Des pièces simples à fabriquer
Il s’agit là bien sûr d’une procédure dégradée, uniquement valable en cas d’urgence. C’est aussi pourquoi ce projet se limite à des pièces relativement simples. « Il n’y a pas de respirateur sur 3D Covid. Ces projets sont trop sensibles et trop difficiles à maîtriser », souligne Jérémy Adam. « Un mauvais respirateur peut être bien pire que pas de respirateur du tout. Certains projets semblent intéressants, mais compte tenu de leur complexité, il est probable qu’ils arriveront après la bataille », renchérit le Dr Khonsari.
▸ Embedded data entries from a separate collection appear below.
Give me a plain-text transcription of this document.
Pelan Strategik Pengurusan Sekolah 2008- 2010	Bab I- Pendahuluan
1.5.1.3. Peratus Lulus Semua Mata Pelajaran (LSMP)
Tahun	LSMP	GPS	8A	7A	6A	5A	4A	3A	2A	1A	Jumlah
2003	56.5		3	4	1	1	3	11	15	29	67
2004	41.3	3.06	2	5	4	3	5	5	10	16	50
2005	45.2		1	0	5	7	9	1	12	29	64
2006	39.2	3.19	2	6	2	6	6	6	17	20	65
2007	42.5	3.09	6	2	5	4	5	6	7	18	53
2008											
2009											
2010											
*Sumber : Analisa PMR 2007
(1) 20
Parmi les premières pièces qui sont sorties de cette « usine » d’impression 3D figurent 500 valves de réanimation et 1100 supports de lunettes de protection. Ces pièces ont été réalisées durant le premier week-end de fonctionnement, entre samedi matin et dimanche soir. « Les 500 valves suffiront jusqu’à la fin de la crise. Ce ne sont pas des pièces que l’on consomme dans des quantités énormes comme les masques de protection chirurgicaux par exemple », souligne le médecin. De toute façon, la plateforme 3D Covid ne permettrait pas d’atteindre de tels volumes de production. Elle permet de créer jusqu’à quelques milliers d’exemplaires par jour, en fonction du type de la pièce. Pour les besoins envisagés, c’est amplement suffisant.
S’appuyer aussi sur les makers
En dépit de ce cadre de production assez rigide, les membres de 3D Covid ne souhaitent pas pour autant se couper de la bouillonnante communauté des makers. Tous les jours, ils reçoivent des dizaines voire des centaines de demandes de pièces de la part d’établissements tiers : hôpitaux, cliniques, EPHAD, etc. Ne pouvant pas assumer ces commandes, ils aimeraient créer une place de marché pour mettre en relation les soignants et les makers. Une ébauche du site existe déjà, sous l’adresse Emergency.io.
Enfin, lorsque la crise du Covid-19 sera terminée, il n’est pas question de mettre tout cet équipement au placard. L’idée est de répartir ces imprimantes entre les quatre groupes hospitaliers de l’AP-HP. Chacun d’entre eux disposerait alors d’un centre d’impression d’une quinzaine de machines, permettant aux équipes soignantes de créer des dispositifs médicaux au quotidien. « Chaque groupe aurait finalement son propre Fablab », ajoute Dr Roman-Hossein Khonsari. Le jour où l’impression 3D sera généralisée dans les hôpitaux, ce sera peut-être un peu grâce au coronavirus.